Forty-four respondents answered as follows:

The larger hospital: 3

The smaller hospital: 18

The hospitals are within 5% of each other: 23.

Approximately 59% of scientists thought the large and small hospitals would be similar or the larger hospital would have more such days. Sampling theory, however, indicates that the smaller hospital would have about twice as many days in which >60% of infants were boys (98 ± 4 vs 48 ± 2 d with n = 10 repetitions of a bootstrapped model). Interestingly, 41% of today’s scientists chose the correct answer compared to only 20% of the original sample of 97 undergraduates with little or no background in probability or statistics. The p value of 0.041 comparing the two cohorts (Fisher’s exact test) is encouraging of progress until one calculates the statistical power of the comparison, which is only 52% (G*power 3.1.9.2). Low statistical power increases the likelihood of a false positive (Steward, 2016).
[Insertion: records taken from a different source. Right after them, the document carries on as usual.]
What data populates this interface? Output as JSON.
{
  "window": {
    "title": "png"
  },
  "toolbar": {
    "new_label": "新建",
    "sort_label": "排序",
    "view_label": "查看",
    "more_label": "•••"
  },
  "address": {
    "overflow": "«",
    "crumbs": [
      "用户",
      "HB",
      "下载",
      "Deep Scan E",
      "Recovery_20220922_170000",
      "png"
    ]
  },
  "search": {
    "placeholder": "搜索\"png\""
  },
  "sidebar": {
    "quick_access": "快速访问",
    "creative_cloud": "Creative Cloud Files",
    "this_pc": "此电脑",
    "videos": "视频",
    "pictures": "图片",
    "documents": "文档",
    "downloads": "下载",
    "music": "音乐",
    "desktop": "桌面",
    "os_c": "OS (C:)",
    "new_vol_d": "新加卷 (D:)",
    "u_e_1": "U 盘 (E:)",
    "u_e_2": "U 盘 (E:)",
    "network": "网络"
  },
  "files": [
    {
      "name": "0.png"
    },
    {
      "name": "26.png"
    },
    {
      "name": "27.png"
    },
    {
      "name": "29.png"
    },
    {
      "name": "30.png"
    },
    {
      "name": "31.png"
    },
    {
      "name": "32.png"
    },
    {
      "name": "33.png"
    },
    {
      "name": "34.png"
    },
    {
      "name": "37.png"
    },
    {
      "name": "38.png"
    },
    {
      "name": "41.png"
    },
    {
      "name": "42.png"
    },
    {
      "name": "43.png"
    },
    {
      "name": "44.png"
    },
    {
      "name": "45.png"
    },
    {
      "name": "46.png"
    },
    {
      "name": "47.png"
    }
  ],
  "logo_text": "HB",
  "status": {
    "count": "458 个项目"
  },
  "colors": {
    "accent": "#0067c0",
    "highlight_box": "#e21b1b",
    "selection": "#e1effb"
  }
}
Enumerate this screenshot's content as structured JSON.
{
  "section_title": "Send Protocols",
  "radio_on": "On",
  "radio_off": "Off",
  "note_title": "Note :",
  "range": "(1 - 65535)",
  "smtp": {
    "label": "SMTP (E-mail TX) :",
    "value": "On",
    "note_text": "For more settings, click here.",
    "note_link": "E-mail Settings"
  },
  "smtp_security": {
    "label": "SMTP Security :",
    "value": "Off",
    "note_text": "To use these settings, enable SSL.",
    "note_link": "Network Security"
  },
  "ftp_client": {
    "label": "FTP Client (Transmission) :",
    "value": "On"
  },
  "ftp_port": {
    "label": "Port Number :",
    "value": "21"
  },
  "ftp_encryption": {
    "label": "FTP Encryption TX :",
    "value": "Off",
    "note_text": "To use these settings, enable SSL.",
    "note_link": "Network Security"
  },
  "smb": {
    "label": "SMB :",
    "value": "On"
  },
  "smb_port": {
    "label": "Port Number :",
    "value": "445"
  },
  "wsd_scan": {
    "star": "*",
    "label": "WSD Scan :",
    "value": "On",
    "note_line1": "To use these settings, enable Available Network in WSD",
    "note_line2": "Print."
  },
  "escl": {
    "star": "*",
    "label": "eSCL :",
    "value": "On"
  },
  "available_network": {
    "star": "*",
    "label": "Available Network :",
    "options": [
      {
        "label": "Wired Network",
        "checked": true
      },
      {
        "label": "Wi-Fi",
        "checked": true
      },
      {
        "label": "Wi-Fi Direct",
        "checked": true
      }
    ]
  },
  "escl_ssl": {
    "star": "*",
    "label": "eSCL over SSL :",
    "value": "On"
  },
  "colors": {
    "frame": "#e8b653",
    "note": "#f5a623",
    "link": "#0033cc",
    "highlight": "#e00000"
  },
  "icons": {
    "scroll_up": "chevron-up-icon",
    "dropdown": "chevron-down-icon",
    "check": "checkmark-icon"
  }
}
In a second question, a group of faculty, postdocs, and graduate students reacted to the following scenario: “The distribution of newly-diagnosed kidney cancer in the 3,141 counties in the U.S. reveals that the counties with lowest incidence are mostly rural, sparsely populated, and located in traditional Republican states in the Midwest, the South and the West. What do you make of this?”

Non-political answers were (with number of respondents in parentheses if >1): Better diet (5; eating more greens, less processed foods, organic); poor diagnosis in rural areas (3); lower anxiety and stress (3); rare forms of cancer less likely if fewer people (2); healthier lifestyle; less medical care; early mortality due to other causes; counties are undersampled; smaller population leads to lower numbers with cancer; smaller sample size means greater variance.

A separate group was presented with the same scenario, except the word “lowest” was replaced by “highest.” Their responses: Low access to health care or preventive care (7); pesticides or other contaminants in groundwater are carcinogenic (6); increased recent screening (3); low access to healthy foods (2); socioeconomic status leads to higher stress; education level; ethnicity; less healthy lifestyle.

It is interesting that stress, diet, and lifestyle feature prominently in both scenarios but are used to reach opposite conclusions. Both scenario statements are correct; moreover, a county that has a high incidence one year can have low incidence the next. The two words in both scenarios most relevant to understanding the nature of the problem are “sparsely populated,” as shown in Figure 1; low n leads to high variability.

Figure 1.
  • Download figure
  • Open in new tab
  • Download powerpoint
Figure 1.

Low sample size produces high variance. A, Map of the average kidney cancer incidence in each of the 3141 counties of the United States between 2010 and 2014. B, Plot of incidence as a function of county population. C, Five-year trend in incidence versus population. Data from the CDC National Program of Cancer Registries.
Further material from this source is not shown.